Hewitt Gallery, New York
Lincoln Kirstein, New York
Private Collection, New York
Alex Colville, Hewitt Gallery, New York, 1955
David Burnett, Colville, Art Gallery of Ontario, Toronto, 1983, p. 85, reproduced
Helen Dow, The Art of Alex Colville, Toronto, 1972, p. 95, reproduced
Colville has had a constant fascination with domestic animals, large machines (trains and snow plows) or intricate ones (like cars and revolvers). Just after the war, and in the early fifties, he concentrated on the human figure, and mostly the female figure.
Woman, Jockey and Horse is unusual in its closeness to the subject. Colville usually stands back from his subject, at least at a sufficient distance to give the viewer room to engage or not. Or he allows the viewer to choose the degree of intimacy with the subject. In this painting, however, he has closed the distance almost to an uncomfortable degree.

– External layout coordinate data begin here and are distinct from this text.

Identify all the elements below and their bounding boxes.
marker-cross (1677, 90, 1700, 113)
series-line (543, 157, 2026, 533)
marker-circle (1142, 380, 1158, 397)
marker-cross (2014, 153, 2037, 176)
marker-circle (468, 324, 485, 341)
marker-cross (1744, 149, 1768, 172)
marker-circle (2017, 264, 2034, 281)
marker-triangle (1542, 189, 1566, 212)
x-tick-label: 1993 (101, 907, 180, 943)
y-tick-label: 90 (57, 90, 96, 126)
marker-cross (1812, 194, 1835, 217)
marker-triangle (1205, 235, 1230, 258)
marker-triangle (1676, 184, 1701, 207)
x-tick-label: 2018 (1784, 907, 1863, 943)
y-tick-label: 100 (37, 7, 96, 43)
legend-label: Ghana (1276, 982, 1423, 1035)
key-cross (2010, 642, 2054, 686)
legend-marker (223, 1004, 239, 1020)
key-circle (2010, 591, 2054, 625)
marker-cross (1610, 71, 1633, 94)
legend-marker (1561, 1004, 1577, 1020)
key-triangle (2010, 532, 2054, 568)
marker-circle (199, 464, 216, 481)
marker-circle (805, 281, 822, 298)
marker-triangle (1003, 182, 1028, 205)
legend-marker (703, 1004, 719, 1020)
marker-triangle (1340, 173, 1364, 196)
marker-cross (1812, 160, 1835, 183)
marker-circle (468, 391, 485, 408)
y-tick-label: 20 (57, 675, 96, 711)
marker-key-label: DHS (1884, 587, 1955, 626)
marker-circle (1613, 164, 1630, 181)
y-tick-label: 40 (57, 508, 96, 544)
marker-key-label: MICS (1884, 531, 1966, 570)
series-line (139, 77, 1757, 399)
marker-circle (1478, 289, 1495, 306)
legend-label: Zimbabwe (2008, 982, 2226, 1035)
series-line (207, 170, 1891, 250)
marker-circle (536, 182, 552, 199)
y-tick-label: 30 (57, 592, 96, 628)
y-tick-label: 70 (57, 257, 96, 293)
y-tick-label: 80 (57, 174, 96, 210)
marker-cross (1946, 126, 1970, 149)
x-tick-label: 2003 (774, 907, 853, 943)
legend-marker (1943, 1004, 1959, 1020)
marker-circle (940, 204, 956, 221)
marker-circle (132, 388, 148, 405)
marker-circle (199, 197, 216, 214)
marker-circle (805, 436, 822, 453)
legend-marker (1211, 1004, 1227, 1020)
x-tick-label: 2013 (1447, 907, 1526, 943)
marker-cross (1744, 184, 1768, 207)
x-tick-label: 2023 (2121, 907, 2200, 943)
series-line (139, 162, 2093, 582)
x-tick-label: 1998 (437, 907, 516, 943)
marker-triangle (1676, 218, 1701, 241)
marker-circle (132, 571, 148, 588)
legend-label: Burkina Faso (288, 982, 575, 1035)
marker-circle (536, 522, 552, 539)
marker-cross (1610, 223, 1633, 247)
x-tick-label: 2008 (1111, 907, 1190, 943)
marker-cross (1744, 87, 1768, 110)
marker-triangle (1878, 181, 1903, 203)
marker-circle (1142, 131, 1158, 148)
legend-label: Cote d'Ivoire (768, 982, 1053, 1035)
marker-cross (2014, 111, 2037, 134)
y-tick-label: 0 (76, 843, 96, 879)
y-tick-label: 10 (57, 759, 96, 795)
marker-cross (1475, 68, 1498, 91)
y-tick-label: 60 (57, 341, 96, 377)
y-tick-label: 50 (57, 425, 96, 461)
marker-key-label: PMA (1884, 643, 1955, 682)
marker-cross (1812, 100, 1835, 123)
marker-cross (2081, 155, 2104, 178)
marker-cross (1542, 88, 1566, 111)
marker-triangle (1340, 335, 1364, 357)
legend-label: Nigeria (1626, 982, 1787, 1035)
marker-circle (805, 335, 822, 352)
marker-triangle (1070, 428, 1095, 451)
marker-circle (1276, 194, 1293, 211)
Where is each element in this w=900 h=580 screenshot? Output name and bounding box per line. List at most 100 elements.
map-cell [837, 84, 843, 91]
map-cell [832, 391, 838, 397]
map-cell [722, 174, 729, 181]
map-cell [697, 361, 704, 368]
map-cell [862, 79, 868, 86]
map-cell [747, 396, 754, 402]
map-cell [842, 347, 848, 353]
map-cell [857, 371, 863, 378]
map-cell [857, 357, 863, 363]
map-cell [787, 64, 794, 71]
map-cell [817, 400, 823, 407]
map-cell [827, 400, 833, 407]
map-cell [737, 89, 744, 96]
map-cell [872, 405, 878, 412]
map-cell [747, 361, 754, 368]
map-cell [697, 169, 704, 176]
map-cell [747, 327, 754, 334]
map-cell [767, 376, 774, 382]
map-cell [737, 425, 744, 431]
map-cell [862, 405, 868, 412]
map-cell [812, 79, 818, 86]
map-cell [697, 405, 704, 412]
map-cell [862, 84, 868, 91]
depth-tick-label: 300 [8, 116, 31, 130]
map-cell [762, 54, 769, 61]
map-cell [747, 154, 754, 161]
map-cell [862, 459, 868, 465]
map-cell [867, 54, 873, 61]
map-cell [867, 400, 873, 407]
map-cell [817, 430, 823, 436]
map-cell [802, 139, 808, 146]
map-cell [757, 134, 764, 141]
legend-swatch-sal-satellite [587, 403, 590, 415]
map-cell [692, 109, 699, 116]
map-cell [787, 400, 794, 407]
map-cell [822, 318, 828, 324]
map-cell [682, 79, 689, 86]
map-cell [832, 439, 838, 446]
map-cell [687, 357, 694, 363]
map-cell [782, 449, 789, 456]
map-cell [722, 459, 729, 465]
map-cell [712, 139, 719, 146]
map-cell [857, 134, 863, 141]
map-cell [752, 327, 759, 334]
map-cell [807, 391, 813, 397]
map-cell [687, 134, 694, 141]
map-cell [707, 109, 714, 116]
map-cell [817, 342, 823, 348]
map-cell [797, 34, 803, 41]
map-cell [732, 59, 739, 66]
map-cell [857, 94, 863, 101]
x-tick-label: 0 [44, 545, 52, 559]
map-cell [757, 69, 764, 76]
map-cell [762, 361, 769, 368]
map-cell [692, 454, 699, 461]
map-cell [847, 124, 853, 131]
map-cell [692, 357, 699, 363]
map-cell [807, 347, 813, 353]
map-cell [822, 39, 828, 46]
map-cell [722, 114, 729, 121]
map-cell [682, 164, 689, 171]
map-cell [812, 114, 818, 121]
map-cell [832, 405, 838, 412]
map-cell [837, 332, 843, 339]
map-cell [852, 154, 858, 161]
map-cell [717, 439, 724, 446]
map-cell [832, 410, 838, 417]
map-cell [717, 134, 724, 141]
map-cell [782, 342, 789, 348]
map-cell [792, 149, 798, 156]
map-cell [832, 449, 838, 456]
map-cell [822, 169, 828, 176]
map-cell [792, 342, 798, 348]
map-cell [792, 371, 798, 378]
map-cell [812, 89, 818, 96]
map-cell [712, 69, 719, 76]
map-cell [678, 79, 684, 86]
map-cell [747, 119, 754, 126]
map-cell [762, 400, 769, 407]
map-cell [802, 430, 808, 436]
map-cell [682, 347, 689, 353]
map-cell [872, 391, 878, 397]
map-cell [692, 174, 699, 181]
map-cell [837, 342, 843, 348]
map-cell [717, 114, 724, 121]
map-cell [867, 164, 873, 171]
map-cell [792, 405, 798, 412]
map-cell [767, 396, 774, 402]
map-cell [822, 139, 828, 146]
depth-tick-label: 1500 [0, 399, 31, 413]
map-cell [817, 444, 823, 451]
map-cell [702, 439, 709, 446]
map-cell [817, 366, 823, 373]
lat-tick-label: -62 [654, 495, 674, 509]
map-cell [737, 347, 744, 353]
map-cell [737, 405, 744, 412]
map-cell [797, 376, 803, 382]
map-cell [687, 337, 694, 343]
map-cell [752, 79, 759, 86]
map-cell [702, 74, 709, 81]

He makes us feel that we are standing in the picture beside the woman and the jockey, but are neither part of their conversation nor sure of their relationship.
The feeling the work creates, therefore, is slightly unnerving and emotionally tense. Like most of Colville's works, this one is hinting at a story we might like to know, but can only glean some few facts about: there is a woman, a jockey and a horse. The rest is up to us, whether to invent a narrative, to speculate on their relationship, or resign ourselves to an acceptance of the ever-changing enigma they embody.